Theatre tackles young people’s debt problems

In the Netherlands, two in ten students in secondary vocational education are in debt. Often they are scared to ask for help even though they can’t get out of debt on their own. Playback Theatre Group from Amsterdam gives interactive theatre performances to break through the shame about debt and poverty.

On average these secondary school students in debt owe € 3,681 to one or more parties. An amount that’s hard for the average youngster to pay back. And which could increase because of interest rates and penalty charges. So it’s essential that these school students learn to reduce or avoid debt. Through its interactive performances Playback helps young people think up ways to deal with debt.

Resisting temptation

The performances, given in schools, are about spending money, money problems, group pressure, status and wealth. The audience – consisting of students, teachers and parents – are immersed in the lives of the characters. These characters want to buy nice things, buy clothes to impress their friends and feel they belong, but at the same time they want to save money and resist the temptation or try not to give in to it yet. If that doesn’t work, they get into debt.
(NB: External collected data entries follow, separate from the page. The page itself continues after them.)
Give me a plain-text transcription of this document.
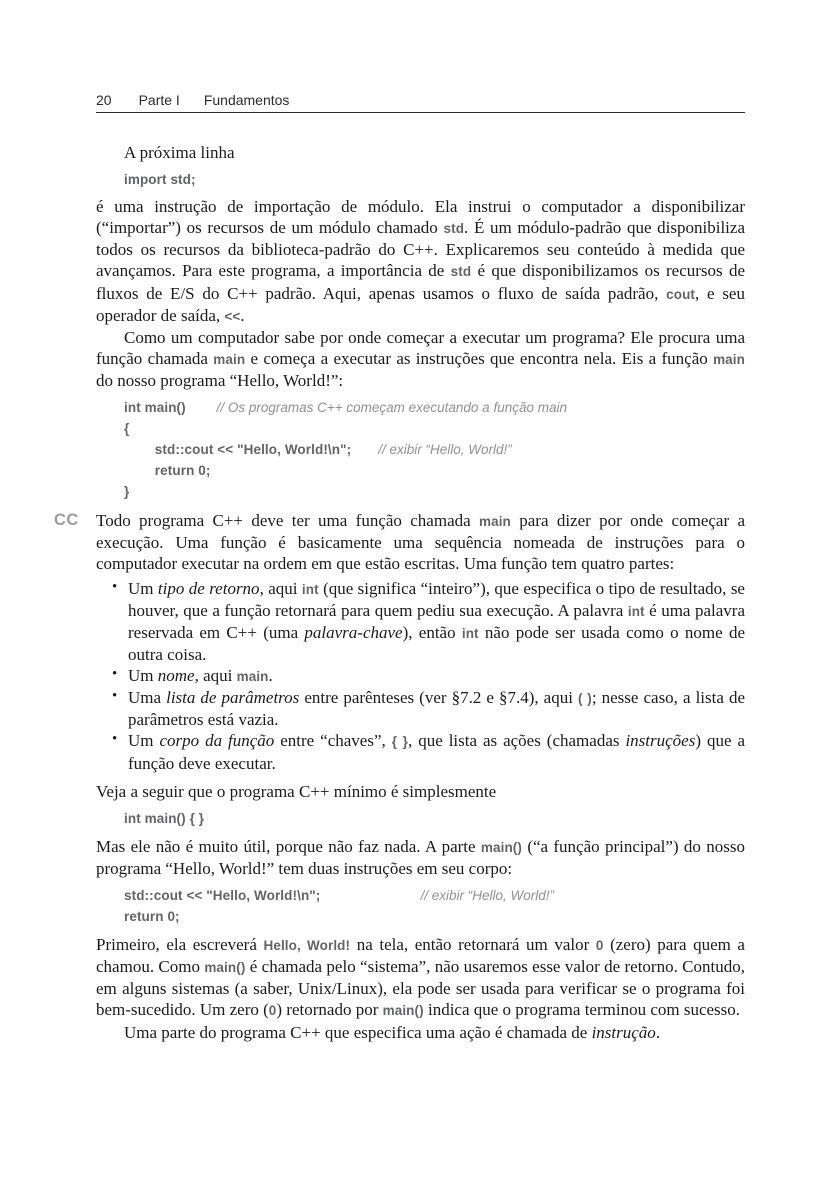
20 Parte I Fundamentos

A próxima linha

import std;

é uma instrução de importação de módulo. Ela instrui o computador a disponibilizar (“importar”) os recursos de um módulo chamado std. É um módulo-padrão que disponibiliza todos os recursos da biblioteca-padrão do C++. Explicaremos seu conteúdo à medida que avançamos. Para este programa, a importância de std é que disponibilizamos os recursos de fluxos de E/S do C++ padrão. Aqui, apenas usamos o fluxo de saída padrão, cout, e seu operador de saída, <<.

Como um computador sabe por onde começar a executar um programa? Ele procura uma função chamada main e começa a executar as instruções que encontra nela. Eis a função main do nosso programa “Hello, World!”:

int main() // Os programas C++ começam executando a função main
{
std::cout << "Hello, World!\n"; // exibir “Hello, World!”
return 0;
}

CC Todo programa C++ deve ter uma função chamada main para dizer por onde começar a execução. Uma função é basicamente uma sequência nomeada de instruções para o computador executar na ordem em que estão escritas. Uma função tem quatro partes:

• Um tipo de retorno, aqui int (que significa “inteiro”), que especifica o tipo de resultado, se houver, que a função retornará para quem pediu sua execução. A palavra int é uma palavra reservada em C++ (uma palavra-chave), então int não pode ser usada como o nome de outra coisa.
• Um nome, aqui main.
• Uma lista de parâmetros entre parênteses (ver §7.2 e §7.4), aqui ( ); nesse caso, a lista de parâmetros está vazia.
• Um corpo da função entre “chaves”, { }, que lista as ações (chamadas instruções) que a função deve executar.

Veja a seguir que o programa C++ mínimo é simplesmente

int main() { }

Mas ele não é muito útil, porque não faz nada. A parte main() (“a função principal”) do nosso programa “Hello, World!” tem duas instruções em seu corpo:

std::cout << "Hello, World!\n";	// exibir “Hello, World!”
return 0;

Primeiro, ela escreverá Hello, World! na tela, então retornará um valor 0 (zero) para quem a chamou. Como main() é chamada pelo “sistema”, não usaremos esse valor de retorno. Contudo, em alguns sistemas (a saber, Unix/Linux), ela pode ser usada para verificar se o programa foi bem-sucedido. Um zero (0) retornado por main() indica que o programa terminou com sucesso.

Uma parte do programa C++ que especifica uma ação é chamada de instrução.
The audience takes part in the performance and the discussion afterwards. For example, they think up a realistic financial plan for the characters.

How Rabobank Foundation helps

Playback was given a donation in 2015 to help it develop three theatre productions through to 2021. The aim is to teach school students how to manage their money. In 2016 Playback‘s educational theatre performed for 2,145 young people and 500 parents. Through to 2021 they want to reach another 26,000 young people and 10,000 parents. Playback often involves the local Rabobank in its performances.